His last Indian tour was mercifully short, and finding himself once more in England in late 1807, Macquarie soon married his second wife, a distant cousin named Elizabeth Campbell whom he had met on his visit to Mull. (His first wife, Jane, had died in India of tuberculosis in 1796 at just 24.) Now a lieutenant colonel in the 73rd (Perthshire) Regiment of Foot, Macquarie was to be sent overseas yet again, this time to New South Wales, where members of his regiment would replace the corrupt New South Wales Corps. Major General Miles Nightingall was to assume office from the deposed governor, William Bligh. But when Nightingall declined the post, an ambitious Macquarie, sensing that further avenues for promotion might be now be limited, wrote to Robert Stewart, Lord Castlereagh, the secretary of state for war and the colonies, and offered to take his commander’s place.
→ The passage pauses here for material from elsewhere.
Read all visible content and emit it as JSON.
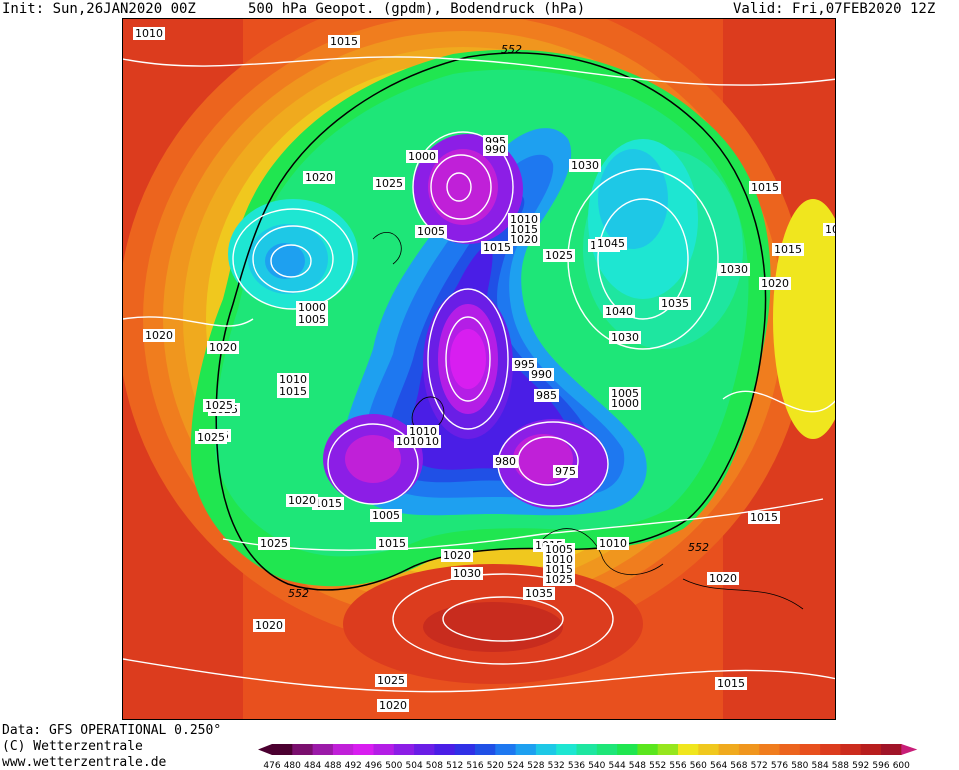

Anxious to restore proper authority in New South Wales after the Bligh insurrection, Whitehall accepted Macquarie’s offer. In the only concession to the changed political la
ndscape after the toppling of Bligh, their lordships had chosen a military man as governor instead of a naval officer. At the head of his own regiment, he was thought better able to maintain firm control over the colony’s military garrison. Macquarie would be promoted brigadier general in 1811 and major general in 1813.
In May 1809, the same month Francis and Mary Greenway’s possessions were being seized by the bailiffs, Lachlan and Elizabeth Macquarie boarded the supply ship HMS Dromedary for the seven-month journey to Port Jackson. They were accompanied by the incoming deputy judge advocate, Ellis Bent, the first adequately trained legal officer to be sent to the colony.
On the voyage to New South Wales, Macquarie devoted himself to a careful study of his official commission and a bundle of lengthy accompanying instructions. Apart from exhortations to ‘improve the morals of the Colonists, to encourage Marriage, to provide for Education’ and so on, he was to build.3 There were no specific instructions given on the subject of the development or character of Sydney, but Macquarie was clearly instructed to build townships that would serve an expanding agrarian populace, one that the government hoped would, as far as possible, cater to its own needs. The spectre of famine that haunted the early years of the colony was to be laid to rest.
On the matter of convict discipline, nowhere was Macquarie instructed to wield a rod of iron or condemn emancipists to foreverblighted lives. Rather, for the emancipists, it was their lordships’ ‘Will and Pleasure that in every case … you do pass Grants’. They were to be given land, livestock and the wherewithal to make a go of farming. With the help of a gathering stream of free settlers, and the promise of a livelihood to well-behaved convicts, it was hoped that a land of yeomen farmers would continue to develop.